ジャスト・ベイビー:赤ちゃんが教えてくれる善悪の起源

『ジャスト・ベイビー:赤ちゃんが教えてくれる善悪の起源』ポール・ブルーム(著)

書評
執筆責任者:マッキー
『人間は生まれつき道徳感情と呼べるようなモノを備えているのだろうか?』本書はこうした問いに対して、臨床心理学的なアプローチで解明を試みるものである。著者は『反共感論』(白揚社)、『赤ちゃんはどこまで人間なのか』(ランダムハウス講談社)などの著書もある発達心理学者のポール・ブルーム。
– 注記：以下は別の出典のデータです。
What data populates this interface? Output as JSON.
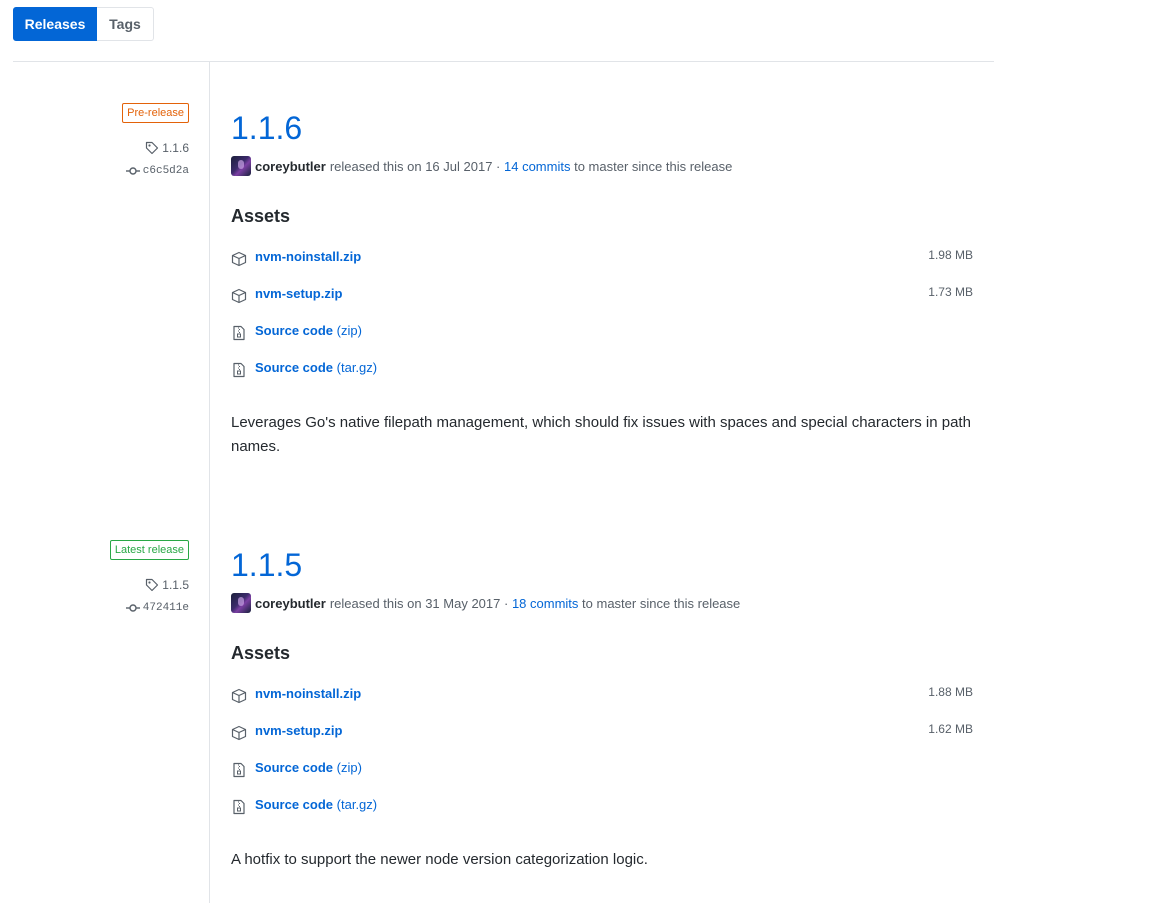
{
  "tabs": {
    "releases": "Releases",
    "tags": "Tags"
  },
  "releases": [
    {
      "label": "Pre-release",
      "tag": "1.1.6",
      "commit": "c6c5d2a",
      "version": "1.1.6",
      "author": "coreybutler",
      "released_text": "released this on 16 Jul 2017 ·",
      "commits_link": "14 commits",
      "commits_suffix": "to master since this release",
      "assets_title": "Assets",
      "assets": [
        {
          "name": "nvm-noinstall.zip",
          "size": "1.98 MB"
        },
        {
          "name": "nvm-setup.zip",
          "size": "1.73 MB"
        },
        {
          "name": "Source code",
          "ext": "(zip)"
        },
        {
          "name": "Source code",
          "ext": "(tar.gz)"
        }
      ],
      "description": "Leverages Go's native filepath management, which should fix issues with spaces and special characters in path names."
    },
    {
      "label": "Latest release",
      "tag": "1.1.5",
      "commit": "472411e",
      "version": "1.1.5",
      "author": "coreybutler",
      "released_text": "released this on 31 May 2017 ·",
      "commits_link": "18 commits",
      "commits_suffix": "to master since this release",
      "assets_title": "Assets",
      "assets": [
        {
          "name": "nvm-noinstall.zip",
          "size": "1.88 MB"
        },
        {
          "name": "nvm-setup.zip",
          "size": "1.62 MB"
        },
        {
          "name": "Source code",
          "ext": "(zip)"
        },
        {
          "name": "Source code",
          "ext": "(tar.gz)"
        }
      ],
      "description": "A hotfix to support the newer node version categorization logic."
    }
  ]
}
幼児や嬰児を対象としたいくつかの臨床実験では、人間は生育環境の影響を受ける以前から、善と悪を分ける感情、原始的な公平感、他者の感情を想像し共有する能力等を備えている可能性が示唆されている。そして一方で、生得的な道徳感情の限界についても本書では述べられている。それは自己と他者の線引きの過程において顕われる。人間は生まれた瞬間から、集団を“こちら”と“あちら”に分ける作業を無意識的に行う。生後数時間の赤ちゃんでさえ、異国語を話す人よりも、(おなかの中で聞いていた)自国語を話す人の方をより好む傾向がある。こうした生来的な傾向を社会的に望ましいラインまで拡張するには、「理性」の役割が重要であり、それが私たちの輪を広げていくものである。これが基本的な本書の骨子であるかと思う。本書の主張自体にはあまり新鮮味はないかもしれないし、最後の“理性”の部分については合理的な結論というよりも著者の理念・理想による部分が大きいように感じる。ただ、それでも本書は人間の道徳観の発達メカニズムについて、非常にわかりやすく、また平易な言葉により解説を試みてくれており、こうした分野への入門書あるいはまとまった知識を補給するための書籍として非常に有用であると思う。心理学に興味のある方だけではなく、子育て世代の方や子供の心理の発達過程に広く関心を持たれている方々は一度手に取られてみてはいかがだろうか。